Dans un récent arrêt, la Cour de cassation rappelle les modalités d’indemnisation d’une victime lorsque son préjudice peut trouver son origine dans différentes causes.
LES FAITS : Une femme est frappée d’infertilité. Deux causes possibles sont identifiées : une infection (Chlamydia) et l’exposition au distilbène. Les experts ayant été consultés n’ont pu déterminer la cause certaine du dommage, estimant qu’il existait 40 % de chances que celui-ci se rattache à l’exposition au distilbène.
PROCEDURE : Devant la cour d’appel, la personne affectée et son époux demandaient réparation de leurs préjudices découlant directement de l’infertilité, mais également, pour la seule victime directe, du préjudice d’anxiété lié à son exposition, in utero, au distilbène au regard des conséquences possibles de cette exposition.
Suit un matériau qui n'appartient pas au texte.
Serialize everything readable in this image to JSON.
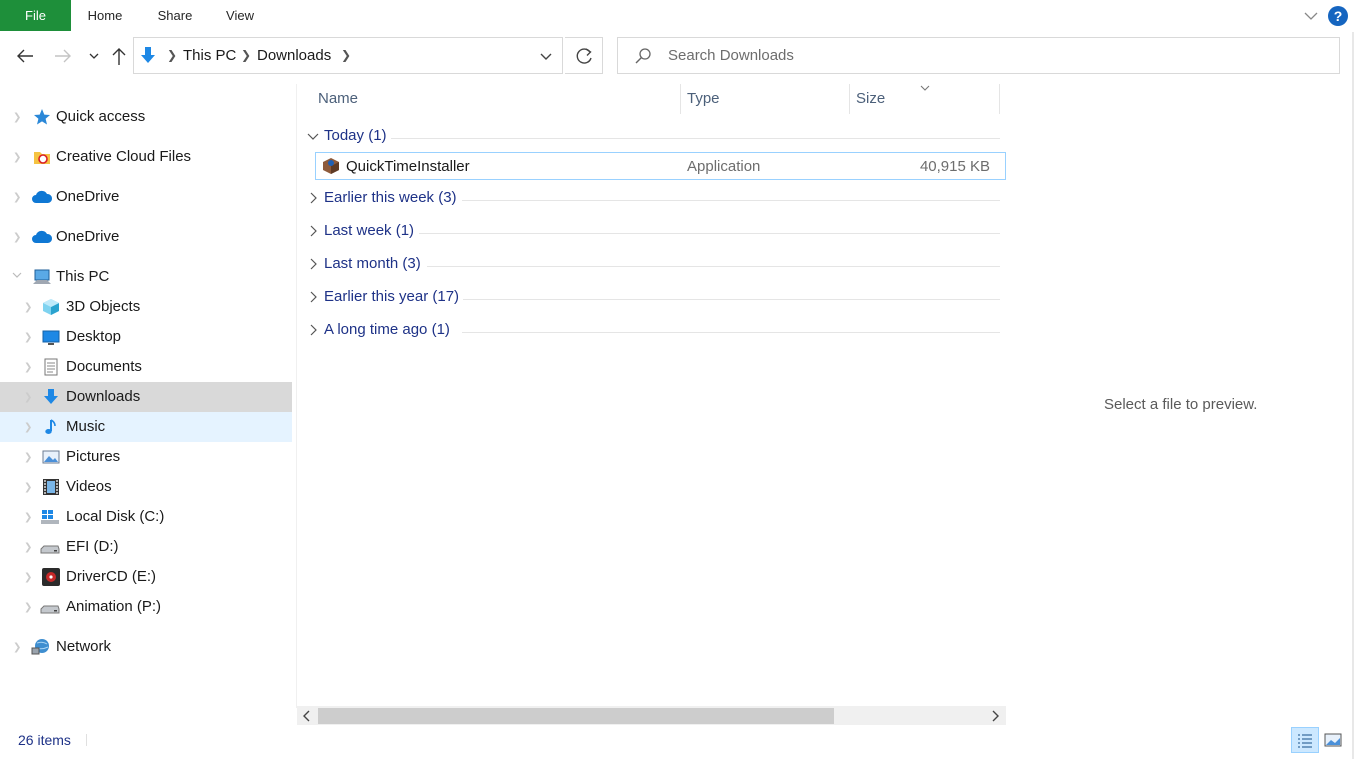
{
  "ribbon": {
    "tabs": [
      "File",
      "Home",
      "Share",
      "View"
    ],
    "help_label": "?"
  },
  "address": {
    "breadcrumbs": [
      "This PC",
      "Downloads"
    ]
  },
  "search": {
    "placeholder": "Search Downloads"
  },
  "nav": {
    "items": [
      {
        "label": "Quick access",
        "icon": "star-icon"
      },
      {
        "label": "Creative Cloud Files",
        "icon": "creative-cloud-icon"
      },
      {
        "label": "OneDrive",
        "icon": "cloud-icon"
      },
      {
        "label": "OneDrive",
        "icon": "cloud-icon"
      },
      {
        "label": "This PC",
        "icon": "computer-icon"
      },
      {
        "label": "3D Objects",
        "icon": "cube-icon"
      },
      {
        "label": "Desktop",
        "icon": "desktop-icon"
      },
      {
        "label": "Documents",
        "icon": "document-icon"
      },
      {
        "label": "Downloads",
        "icon": "download-arrow-icon"
      },
      {
        "label": "Music",
        "icon": "music-note-icon"
      },
      {
        "label": "Pictures",
        "icon": "picture-icon"
      },
      {
        "label": "Videos",
        "icon": "film-icon"
      },
      {
        "label": "Local Disk (C:)",
        "icon": "windows-drive-icon"
      },
      {
        "label": "EFI (D:)",
        "icon": "drive-icon"
      },
      {
        "label": "DriverCD (E:)",
        "icon": "drivercd-icon"
      },
      {
        "label": "Animation (P:)",
        "icon": "drive-icon"
      },
      {
        "label": "Network",
        "icon": "network-icon"
      }
    ]
  },
  "columns": [
    "Name",
    "Type",
    "Size"
  ],
  "groups": [
    {
      "title": "Today (1)",
      "expanded": true
    },
    {
      "title": "Earlier this week (3)",
      "expanded": false
    },
    {
      "title": "Last week (1)",
      "expanded": false
    },
    {
      "title": "Last month (3)",
      "expanded": false
    },
    {
      "title": "Earlier this year (17)",
      "expanded": false
    },
    {
      "title": "A long time ago (1)",
      "expanded": false
    }
  ],
  "file": {
    "name": "QuickTimeInstaller",
    "type": "Application",
    "size": "40,915 KB",
    "icon": "installer-box-icon"
  },
  "preview": {
    "text": "Select a file to preview."
  },
  "status": {
    "count": "26 items"
  },
  "colors": {
    "accent": "#1e8f3a",
    "link": "#1e3287",
    "selection": "#cce8ff"
  }
}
Le recours était formé à l’encontre de la société pharmaceutique ayant produit le distilbène de réparer les préjudices.
Pour refuser de condamner la société pharmaceutique à la réparation du préjudice d’anxiété de la victime, la cour d’appel avait retenu d’une part que le lien entre l’exposition au distilbène et l’infertilité n’était, en l’espèce, pas établi, d’autre part que le préjudice allégué était lié aux circonstances angoissantes du suivi médical et non de l’exposition au distilbène.
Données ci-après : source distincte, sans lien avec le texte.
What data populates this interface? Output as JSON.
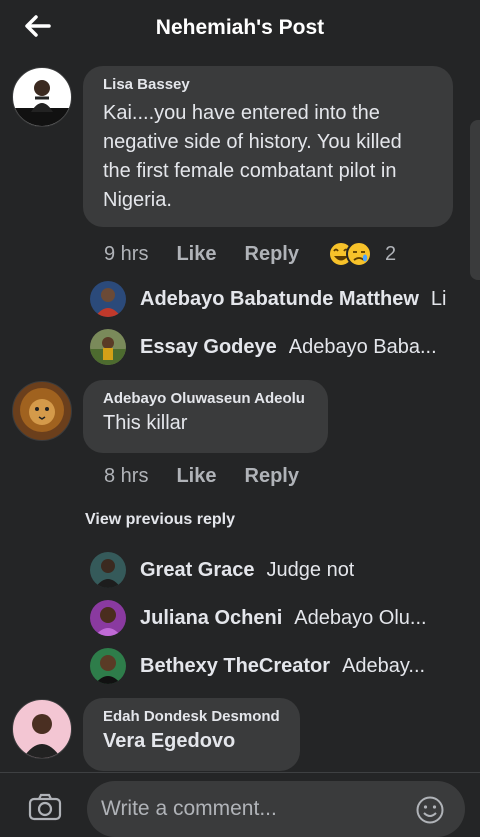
{
  "header": {
    "title": "Nehemiah's Post"
  },
  "comments": [
    {
      "author": "Lisa Bassey",
      "text": "Kai....you have entered into the negative side of history. You killed the first female combatant pilot in Nigeria.",
      "time": "9 hrs",
      "like": "Like",
      "reply": "Reply",
      "reaction_count": "2",
      "replies": [
        {
          "author": "Adebayo Babatunde Matthew",
          "text": "Li"
        },
        {
          "author": "Essay Godeye",
          "text": "Adebayo Baba..."
        }
      ]
    },
    {
      "author": "Adebayo Oluwaseun Adeolu",
      "text": "This killar",
      "time": "8 hrs",
      "like": "Like",
      "reply": "Reply",
      "view_previous": "View previous reply",
      "replies": [
        {
          "author": "Great Grace",
          "text": "Judge not"
        },
        {
          "author": "Juliana Ocheni",
          "text": "Adebayo Olu..."
        },
        {
          "author": "Bethexy TheCreator",
          "text": "Adebay..."
        }
      ]
    },
    {
      "author": "Edah Dondesk Desmond",
      "text": "Vera Egedovo"
    }
  ],
  "footer": {
    "placeholder": "Write a comment..."
  },
  "colors": {
    "background": "#242526",
    "bubble": "#3a3b3c",
    "text": "#e4e6eb",
    "muted": "#b0b3b8"
  }
}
CONCERNANT L’INFERTILITE : La Cour de cassation se fonde sur l’article 1240 du code civil pour retenir que « Il résulte de ce texte qu’ouvre droit à réparation le dommage en lien causal avec une faute, même si celle-ci n’en est pas la seule cause ». Elle en déduit que, comme la cause de l’infertilité peut autant être l’infection ou l’exposition au distilbène, la responsabilité du laboratoire pharmaceutique doit être retenue.
CONCERNANT LE PREJUDICE D’ANXIETE : Elle retient également que « le préjudice d’anxiété invoqué résultait de l’exposition au DES et des risques qui en découlent ». En effet, le préjudice d’anxiété n’est pas lié à la réalisation effective du dommage redouté, mais au fait de savoir qu’on a été exposé à une substance susceptible de conduire à de graves conséquences. Il n’est donc pas besoin, pour prononcer des dommages et intérêts au regard de ce préjudice, que le lien de causalité entre un fait générateur potentiel et le dommage effectivement réalisé soit établi.
Ainsi, en cas d’exposition à une substance dont il est avéré qu’elle présente un danger sérieux, un tel préjudice ne peut raisonnablement être écarté que dans une hypothèse : celle dans laquelle le dommage survient avant que la victime ait conscience du risque pesant sur elle.